Sanità. Lega: le Ausl sono pronte a contenere i focolai nelle residenze per anziani?

A fronte della ripresa del Coronavirus il Carroccio chiede chiarezza sulla gestione delle emergenze in Case residenza anziani (Cra) e Residenze sanitarie assistenziali (Rsa)

Le Ausl dell’Emilia-Romagna sono pronte ad approntare le “zone rosse” all’interno delle residenze per anziani in caso di focolai da Coronavirus? A chiedere di fare il punto sulle misure emergenziali è un’interrogazione della Lega con primo firmatario il consigliere Emiliano Occhi.

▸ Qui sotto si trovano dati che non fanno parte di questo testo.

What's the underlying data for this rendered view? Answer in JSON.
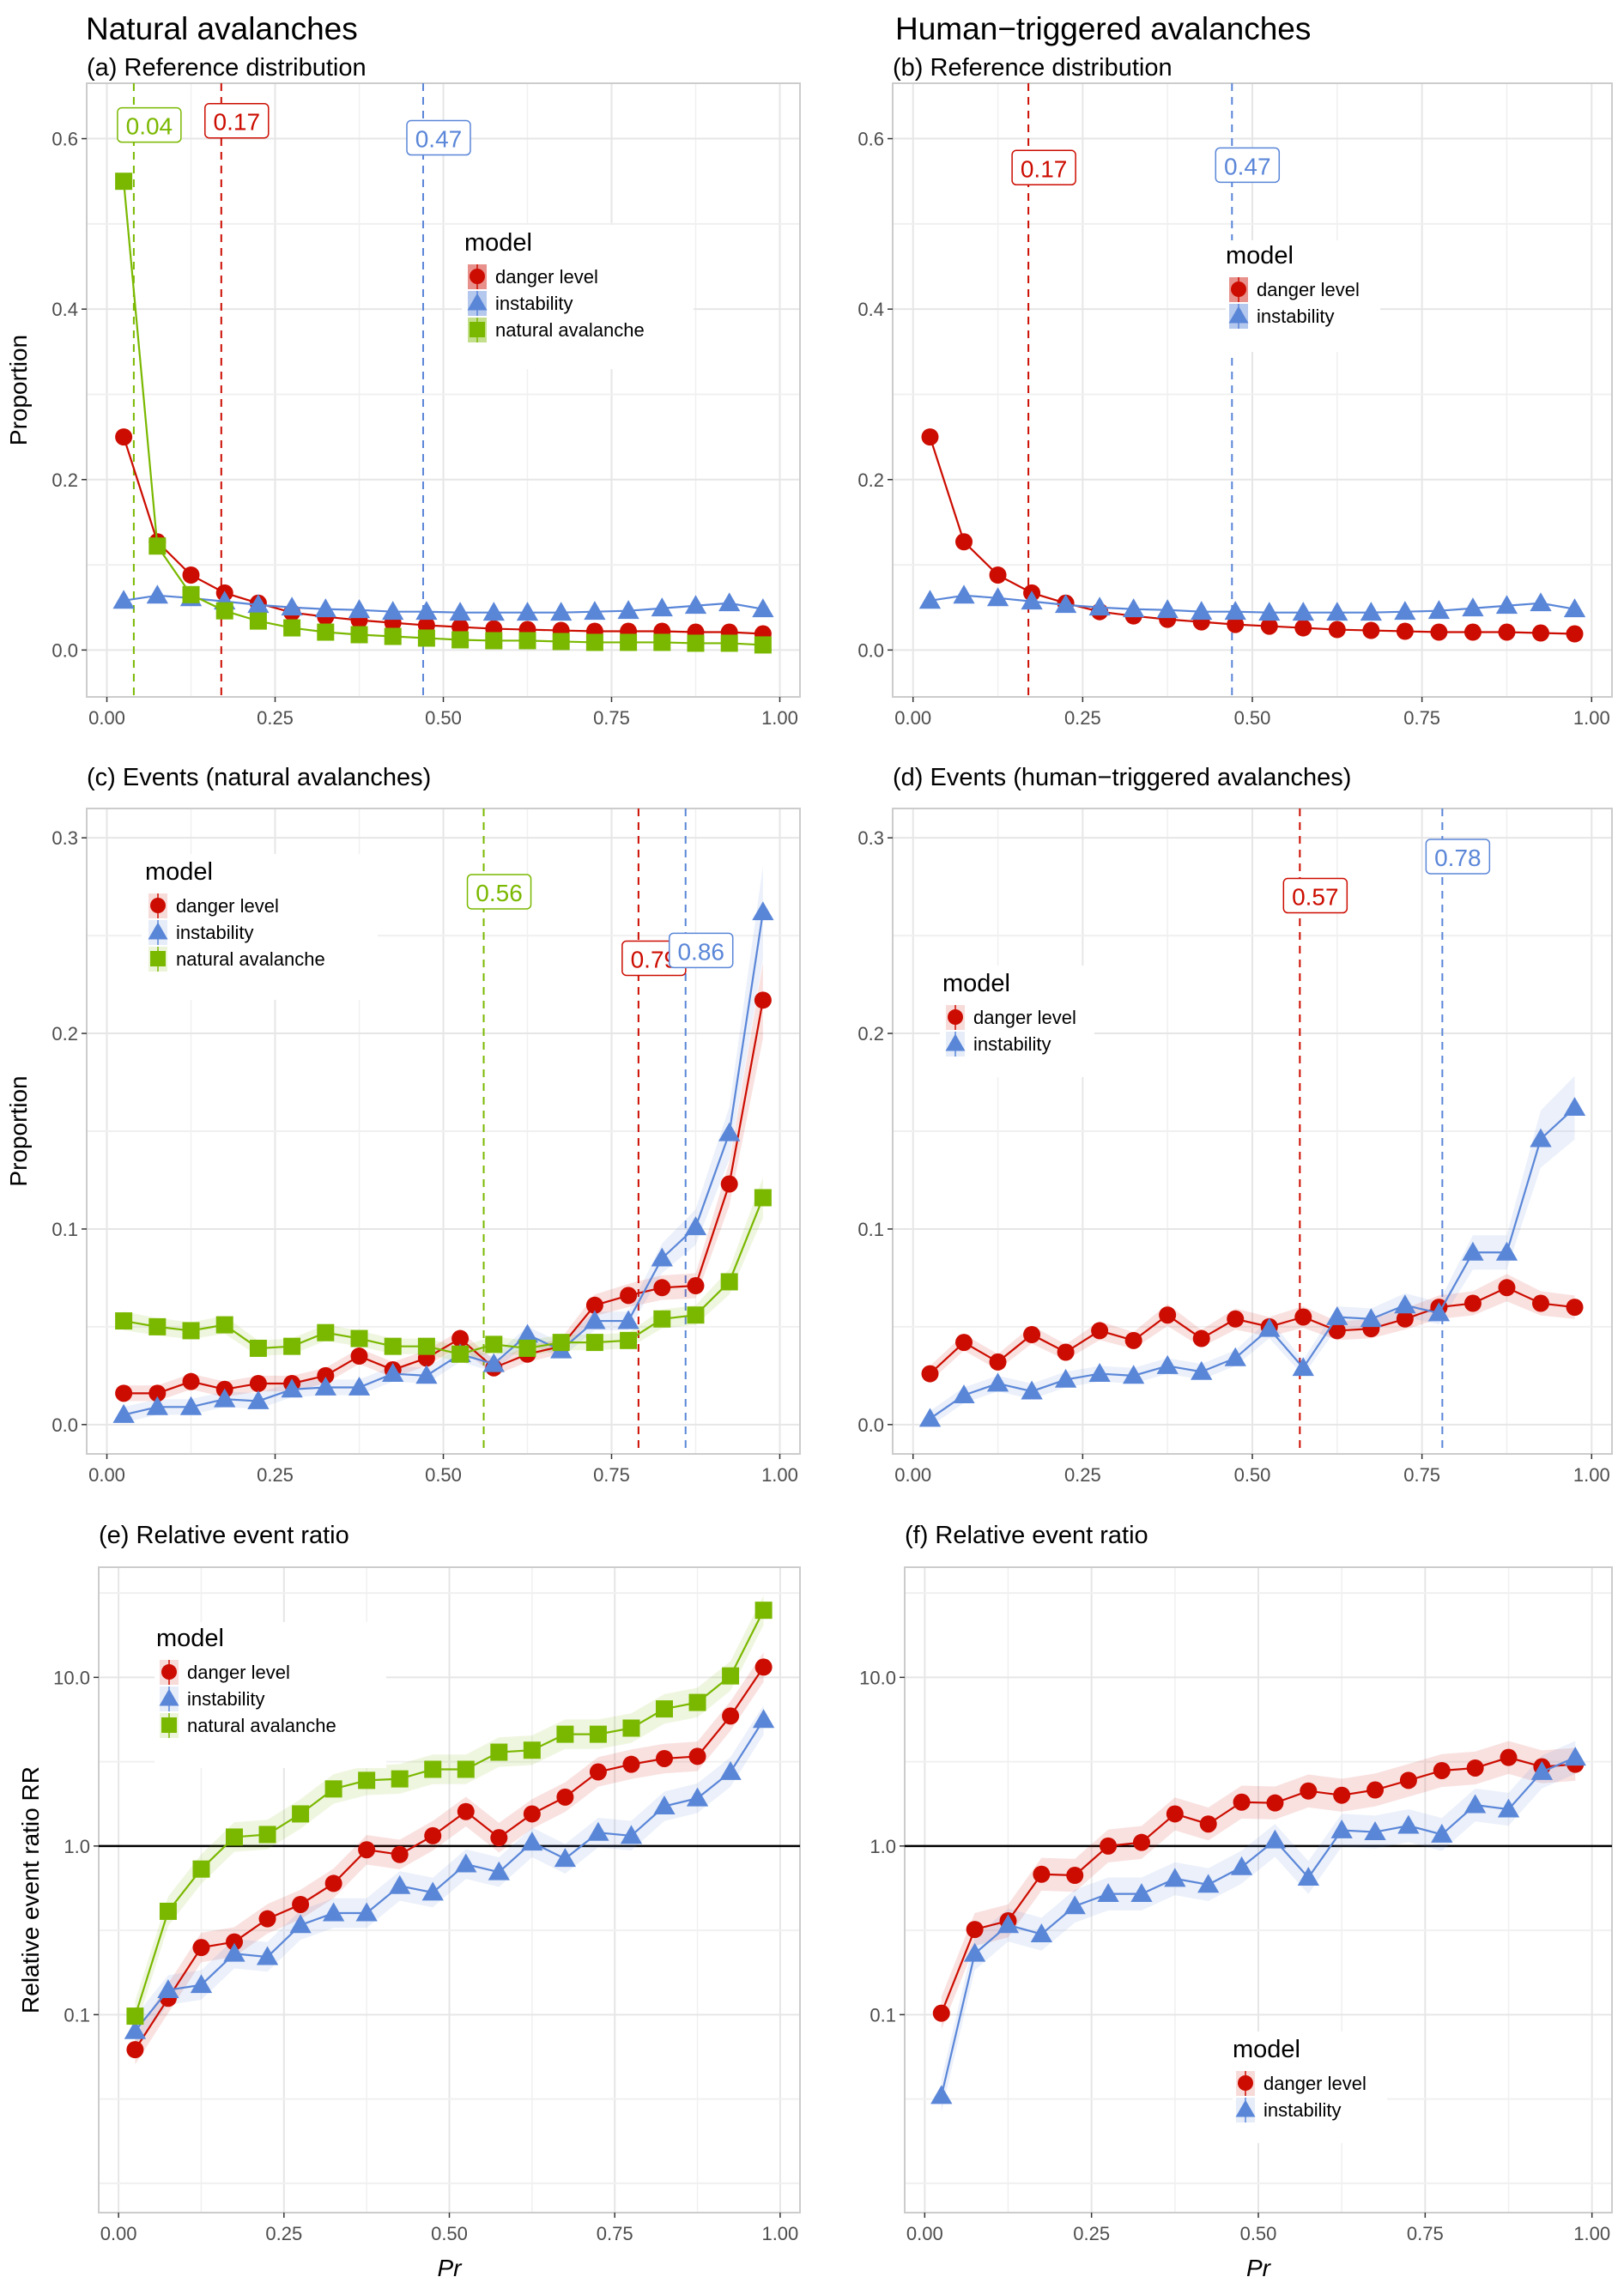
{
  "figure": {
    "column_titles": [
      "Natural avalanches",
      "Human−triggered avalanches"
    ],
    "x_axis_title": "Pr",
    "colors": {
      "danger level": "#cc0c00",
      "instability": "#5a86d8",
      "natural avalanche": "#7ab800",
      "reference_line": "#000000"
    }
  },
  "chart_data": [
    {
      "id": "a",
      "type": "line",
      "title": "(a) Reference distribution",
      "xlabel": "",
      "ylabel": "Proportion",
      "xlim": [
        -0.03,
        1.0
      ],
      "ylim": [
        -0.055,
        0.665
      ],
      "yscale": "linear",
      "xticks": [
        "0.00",
        "0.25",
        "0.50",
        "0.75",
        "1.00"
      ],
      "yticks": [
        "0.0",
        "0.2",
        "0.4",
        "0.6"
      ],
      "ytick_values": [
        0.0,
        0.2,
        0.4,
        0.6
      ],
      "grid": true,
      "legend": {
        "title": "model",
        "position": "center-right",
        "entries": [
          "danger level",
          "instability",
          "natural avalanche"
        ]
      },
      "x": [
        0.025,
        0.075,
        0.125,
        0.175,
        0.225,
        0.275,
        0.325,
        0.375,
        0.425,
        0.475,
        0.525,
        0.575,
        0.625,
        0.675,
        0.725,
        0.775,
        0.825,
        0.875,
        0.925,
        0.975
      ],
      "series": [
        {
          "name": "danger level",
          "marker": "circle",
          "values": [
            0.25,
            0.127,
            0.088,
            0.067,
            0.055,
            0.044,
            0.039,
            0.035,
            0.032,
            0.029,
            0.027,
            0.025,
            0.024,
            0.023,
            0.022,
            0.022,
            0.022,
            0.021,
            0.021,
            0.019
          ]
        },
        {
          "name": "instability",
          "marker": "triangle",
          "values": [
            0.058,
            0.064,
            0.061,
            0.057,
            0.053,
            0.05,
            0.048,
            0.047,
            0.045,
            0.045,
            0.044,
            0.044,
            0.044,
            0.044,
            0.045,
            0.046,
            0.049,
            0.052,
            0.055,
            0.048
          ]
        },
        {
          "name": "natural avalanche",
          "marker": "square",
          "values": [
            0.55,
            0.122,
            0.065,
            0.046,
            0.034,
            0.026,
            0.021,
            0.018,
            0.016,
            0.014,
            0.012,
            0.011,
            0.011,
            0.01,
            0.009,
            0.009,
            0.009,
            0.008,
            0.008,
            0.006
          ]
        }
      ],
      "vlines": [
        {
          "series": "natural avalanche",
          "x": 0.04,
          "label": "0.04",
          "label_y": 0.615
        },
        {
          "series": "danger level",
          "x": 0.17,
          "label": "0.17",
          "label_y": 0.62
        },
        {
          "series": "instability",
          "x": 0.47,
          "label": "0.47",
          "label_y": 0.6
        }
      ]
    },
    {
      "id": "b",
      "type": "line",
      "title": "(b) Reference distribution",
      "xlabel": "",
      "ylabel": "",
      "xlim": [
        -0.03,
        1.0
      ],
      "ylim": [
        -0.055,
        0.665
      ],
      "yscale": "linear",
      "xticks": [
        "0.00",
        "0.25",
        "0.50",
        "0.75",
        "1.00"
      ],
      "yticks": [
        "0.0",
        "0.2",
        "0.4",
        "0.6"
      ],
      "ytick_values": [
        0.0,
        0.2,
        0.4,
        0.6
      ],
      "grid": true,
      "legend": {
        "title": "model",
        "position": "center",
        "entries": [
          "danger level",
          "instability"
        ]
      },
      "x": [
        0.025,
        0.075,
        0.125,
        0.175,
        0.225,
        0.275,
        0.325,
        0.375,
        0.425,
        0.475,
        0.525,
        0.575,
        0.625,
        0.675,
        0.725,
        0.775,
        0.825,
        0.875,
        0.925,
        0.975
      ],
      "series": [
        {
          "name": "danger level",
          "marker": "circle",
          "values": [
            0.25,
            0.127,
            0.088,
            0.067,
            0.055,
            0.045,
            0.04,
            0.036,
            0.033,
            0.03,
            0.028,
            0.026,
            0.024,
            0.023,
            0.022,
            0.021,
            0.021,
            0.021,
            0.02,
            0.019
          ]
        },
        {
          "name": "instability",
          "marker": "triangle",
          "values": [
            0.058,
            0.064,
            0.061,
            0.057,
            0.053,
            0.05,
            0.048,
            0.047,
            0.045,
            0.045,
            0.044,
            0.044,
            0.044,
            0.044,
            0.045,
            0.046,
            0.049,
            0.052,
            0.055,
            0.048
          ]
        }
      ],
      "vlines": [
        {
          "series": "danger level",
          "x": 0.17,
          "label": "0.17",
          "label_y": 0.565
        },
        {
          "series": "instability",
          "x": 0.47,
          "label": "0.47",
          "label_y": 0.568
        }
      ]
    },
    {
      "id": "c",
      "type": "line",
      "title": "(c) Events (natural avalanches)",
      "xlabel": "",
      "ylabel": "Proportion",
      "xlim": [
        -0.03,
        1.0
      ],
      "ylim": [
        -0.015,
        0.315
      ],
      "yscale": "linear",
      "xticks": [
        "0.00",
        "0.25",
        "0.50",
        "0.75",
        "1.00"
      ],
      "yticks": [
        "0.0",
        "0.1",
        "0.2",
        "0.3"
      ],
      "ytick_values": [
        0.0,
        0.1,
        0.2,
        0.3
      ],
      "grid": true,
      "legend": {
        "title": "model",
        "position": "top-left",
        "entries": [
          "danger level",
          "instability",
          "natural avalanche"
        ]
      },
      "x": [
        0.025,
        0.075,
        0.125,
        0.175,
        0.225,
        0.275,
        0.325,
        0.375,
        0.425,
        0.475,
        0.525,
        0.575,
        0.625,
        0.675,
        0.725,
        0.775,
        0.825,
        0.875,
        0.925,
        0.975
      ],
      "series": [
        {
          "name": "danger level",
          "marker": "circle",
          "values": [
            0.016,
            0.016,
            0.022,
            0.018,
            0.021,
            0.021,
            0.025,
            0.035,
            0.028,
            0.034,
            0.044,
            0.029,
            0.036,
            0.04,
            0.061,
            0.066,
            0.07,
            0.071,
            0.123,
            0.217
          ]
        },
        {
          "name": "instability",
          "marker": "triangle",
          "values": [
            0.005,
            0.009,
            0.009,
            0.013,
            0.012,
            0.018,
            0.019,
            0.019,
            0.026,
            0.025,
            0.036,
            0.031,
            0.046,
            0.038,
            0.053,
            0.053,
            0.085,
            0.101,
            0.149,
            0.262
          ]
        },
        {
          "name": "natural avalanche",
          "marker": "square",
          "values": [
            0.053,
            0.05,
            0.048,
            0.051,
            0.039,
            0.04,
            0.047,
            0.044,
            0.04,
            0.04,
            0.036,
            0.041,
            0.039,
            0.042,
            0.042,
            0.043,
            0.054,
            0.056,
            0.073,
            0.116
          ]
        }
      ],
      "vlines": [
        {
          "series": "natural avalanche",
          "x": 0.56,
          "label": "0.56",
          "label_y": 0.272
        },
        {
          "series": "danger level",
          "x": 0.79,
          "label": "0.79",
          "label_y": 0.238
        },
        {
          "series": "instability",
          "x": 0.86,
          "label": "0.86",
          "label_y": 0.242
        }
      ]
    },
    {
      "id": "d",
      "type": "line",
      "title": "(d) Events (human−triggered avalanches)",
      "xlabel": "",
      "ylabel": "",
      "xlim": [
        -0.03,
        1.0
      ],
      "ylim": [
        -0.015,
        0.315
      ],
      "yscale": "linear",
      "xticks": [
        "0.00",
        "0.25",
        "0.50",
        "0.75",
        "1.00"
      ],
      "yticks": [
        "0.0",
        "0.1",
        "0.2",
        "0.3"
      ],
      "ytick_values": [
        0.0,
        0.1,
        0.2,
        0.3
      ],
      "grid": true,
      "legend": {
        "title": "model",
        "position": "center-left",
        "entries": [
          "danger level",
          "instability"
        ]
      },
      "x": [
        0.025,
        0.075,
        0.125,
        0.175,
        0.225,
        0.275,
        0.325,
        0.375,
        0.425,
        0.475,
        0.525,
        0.575,
        0.625,
        0.675,
        0.725,
        0.775,
        0.825,
        0.875,
        0.925,
        0.975
      ],
      "series": [
        {
          "name": "danger level",
          "marker": "circle",
          "values": [
            0.026,
            0.042,
            0.032,
            0.046,
            0.037,
            0.048,
            0.043,
            0.056,
            0.044,
            0.054,
            0.05,
            0.055,
            0.048,
            0.049,
            0.054,
            0.06,
            0.062,
            0.07,
            0.062,
            0.06
          ]
        },
        {
          "name": "instability",
          "marker": "triangle",
          "values": [
            0.003,
            0.015,
            0.021,
            0.017,
            0.023,
            0.026,
            0.025,
            0.03,
            0.027,
            0.034,
            0.049,
            0.029,
            0.055,
            0.054,
            0.061,
            0.057,
            0.088,
            0.088,
            0.146,
            0.162
          ]
        }
      ],
      "vlines": [
        {
          "series": "danger level",
          "x": 0.57,
          "label": "0.57",
          "label_y": 0.27
        },
        {
          "series": "instability",
          "x": 0.78,
          "label": "0.78",
          "label_y": 0.29
        }
      ]
    },
    {
      "id": "e",
      "type": "line",
      "title": "(e) Relative event ratio",
      "xlabel": "Pr",
      "ylabel": "Relative event ratio RR",
      "xlim": [
        -0.03,
        1.0
      ],
      "ylim": [
        0.0067,
        45
      ],
      "yscale": "log",
      "xticks": [
        "0.00",
        "0.25",
        "0.50",
        "0.75",
        "1.00"
      ],
      "yticks": [
        "0.1",
        "1.0",
        "10.0"
      ],
      "ytick_values": [
        0.1,
        1.0,
        10.0
      ],
      "minor_gridlines": [
        0.01,
        0.0316,
        0.316,
        3.16,
        31.6
      ],
      "reference_line": 1.0,
      "grid": true,
      "legend": {
        "title": "model",
        "position": "top-left",
        "entries": [
          "danger level",
          "instability",
          "natural avalanche"
        ]
      },
      "x": [
        0.025,
        0.075,
        0.125,
        0.175,
        0.225,
        0.275,
        0.325,
        0.375,
        0.425,
        0.475,
        0.525,
        0.575,
        0.625,
        0.675,
        0.725,
        0.775,
        0.825,
        0.875,
        0.925,
        0.975
      ],
      "series": [
        {
          "name": "danger level",
          "marker": "circle",
          "values": [
            0.062,
            0.125,
            0.25,
            0.27,
            0.37,
            0.45,
            0.6,
            0.95,
            0.89,
            1.15,
            1.6,
            1.12,
            1.55,
            1.95,
            2.75,
            3.05,
            3.3,
            3.4,
            5.9,
            11.5
          ]
        },
        {
          "name": "instability",
          "marker": "triangle",
          "values": [
            0.08,
            0.14,
            0.15,
            0.23,
            0.22,
            0.34,
            0.4,
            0.4,
            0.58,
            0.53,
            0.78,
            0.7,
            1.05,
            0.84,
            1.2,
            1.15,
            1.72,
            1.92,
            2.75,
            5.6
          ]
        },
        {
          "name": "natural avalanche",
          "marker": "square",
          "values": [
            0.098,
            0.41,
            0.73,
            1.13,
            1.17,
            1.55,
            2.18,
            2.45,
            2.5,
            2.85,
            2.85,
            3.6,
            3.7,
            4.6,
            4.6,
            5.0,
            6.5,
            7.1,
            10.2,
            25
          ]
        }
      ]
    },
    {
      "id": "f",
      "type": "line",
      "title": "(f) Relative event ratio",
      "xlabel": "Pr",
      "ylabel": "",
      "xlim": [
        -0.03,
        1.0
      ],
      "ylim": [
        0.0067,
        45
      ],
      "yscale": "log",
      "xticks": [
        "0.00",
        "0.25",
        "0.50",
        "0.75",
        "1.00"
      ],
      "yticks": [
        "0.1",
        "1.0",
        "10.0"
      ],
      "ytick_values": [
        0.1,
        1.0,
        10.0
      ],
      "minor_gridlines": [
        0.01,
        0.0316,
        0.316,
        3.16,
        31.6
      ],
      "reference_line": 1.0,
      "grid": true,
      "legend": {
        "title": "model",
        "position": "bottom-center",
        "entries": [
          "danger level",
          "instability"
        ]
      },
      "x": [
        0.025,
        0.075,
        0.125,
        0.175,
        0.225,
        0.275,
        0.325,
        0.375,
        0.425,
        0.475,
        0.525,
        0.575,
        0.625,
        0.675,
        0.725,
        0.775,
        0.825,
        0.875,
        0.925,
        0.975
      ],
      "series": [
        {
          "name": "danger level",
          "marker": "circle",
          "values": [
            0.102,
            0.32,
            0.36,
            0.68,
            0.67,
            1.0,
            1.05,
            1.55,
            1.35,
            1.82,
            1.8,
            2.12,
            2.0,
            2.15,
            2.45,
            2.8,
            2.9,
            3.35,
            2.95,
            3.05
          ]
        },
        {
          "name": "instability",
          "marker": "triangle",
          "values": [
            0.033,
            0.23,
            0.34,
            0.3,
            0.44,
            0.52,
            0.52,
            0.64,
            0.59,
            0.75,
            1.08,
            0.65,
            1.24,
            1.21,
            1.32,
            1.17,
            1.75,
            1.65,
            2.75,
            3.35
          ]
        }
      ]
    }
  ]
}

Ricostruite le normative vigenti, gli esponenti del Carroccio interrogano l’amministrazione regionale per sapere “se le Province si sono correttamente attrezzate con strutture alternative per sollevare il carico di gestione dei pazienti positivi all’interno delle Case residenza per anziani e Residenze sanitarie assistenziali, come indicato nel protocollo regionale, e se i pazienti, in particolare quelli con disabilità cognitive, una volta dichiarata la negatività al tampone possono ritornare alla struttura dove erano inizialmente ricoverati”.

Il Carroccio vuole, inoltre, chiarezza su “chi si fa carico dei costi riguardanti questa seconda struttura, ovvero se sono a carico della famiglia o del Servizio sanitario regionale e  se si possa prevedere un contributo economico alle strutture pubbliche e private accreditate e non accreditate per il periodo di gestione del paziente Covid positivo nella struttura”.

L’interrogazione è stata sottoscritta anche dai consiglieri Massimiliano Pompignoli, Simone Pelloni, Michele Facci, Stefano Bargi, Fabio Bergamini, Daniele Marchetti, Valentina Stragliati, Andrea Liverani, Gabriele Delmonte, Maura Catellani, Matteo Montevecchi, Fabio Rainieri e Matteo Rancan.